Only in a sample report for the algebra II assessment (for hypothetical eleventh grader Leonard Jarvis) does the phrase “College & Career Ready” appear at all, and then it’s in small print, related to how PARCC’s five cut scores are calibrated. It’s not tied directly to Leonard’s performance; his parents are simply told that he will “likely need academic support to engage successfully in further studies.”
PARCC states aren’t required to use these reports. But when I mentioned my concern to an official in one of those states, he replied that all this had been carefully worked out by the consortium—implying that his state agreed with the cautious approach—and added that it would cost the state extra to report results differently.
Over at Smarter Balanced, they expect participating states to design their own reports. They have also supplied models, and these do offer “college and career readiness information for students in eighth and eleventh grades,” but not in earlier grades.
Admittedly, it’s harder to make college readiness predictions about nine- and eleven-year-olds, and nobody wants to be deterministic.
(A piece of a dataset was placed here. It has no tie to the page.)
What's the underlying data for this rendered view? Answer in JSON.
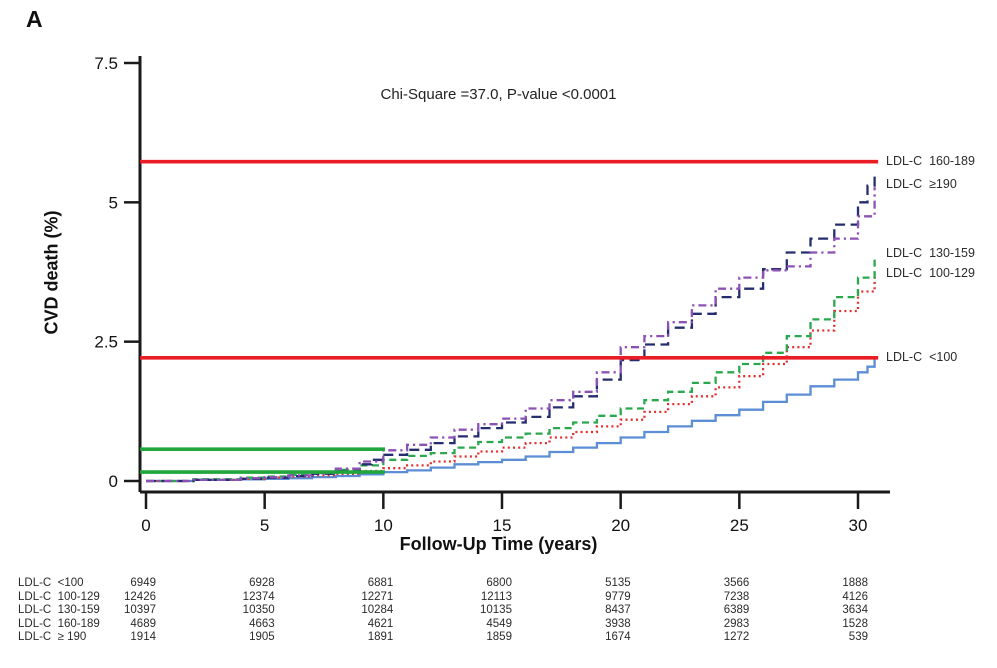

But parents who erroneously suppose that their child’s academic performance, like his BMI, is “about right” deserve a wake-up call much earlier than eighth grade.
It’s hard to know what Smarter-Balanced states will actually do, but the hypothetical fifth grader report recently approved for use in California makes no mention of college or career—nor even readiness for further study, as shown on the PARCC reports.
Bottom line: It’s looking as if parents may not actually be told anything explicit as to whether or not their daughters and sons are on track for college and career, at least not until they’re in high school (or maybe eighth grade)—and even then, they’re not likely to have this information pushed hard.
I understand the reluctance to agitate parents regarding their children, and the fear of triggering an even bigger political backlash against standards and testing. But if the point of these standards is to prepare kids for college and career, how can we not tell those closest to children whether such preparation is actually happening? If a fourth grader weighs two hundred pounds, is it not the obligation of responsible adults to let his parents know that this is a problem that menaces his future? Isn’t the same true for parents of a seventh grader whose reading and math skills are at the fourth-grade level, or worse?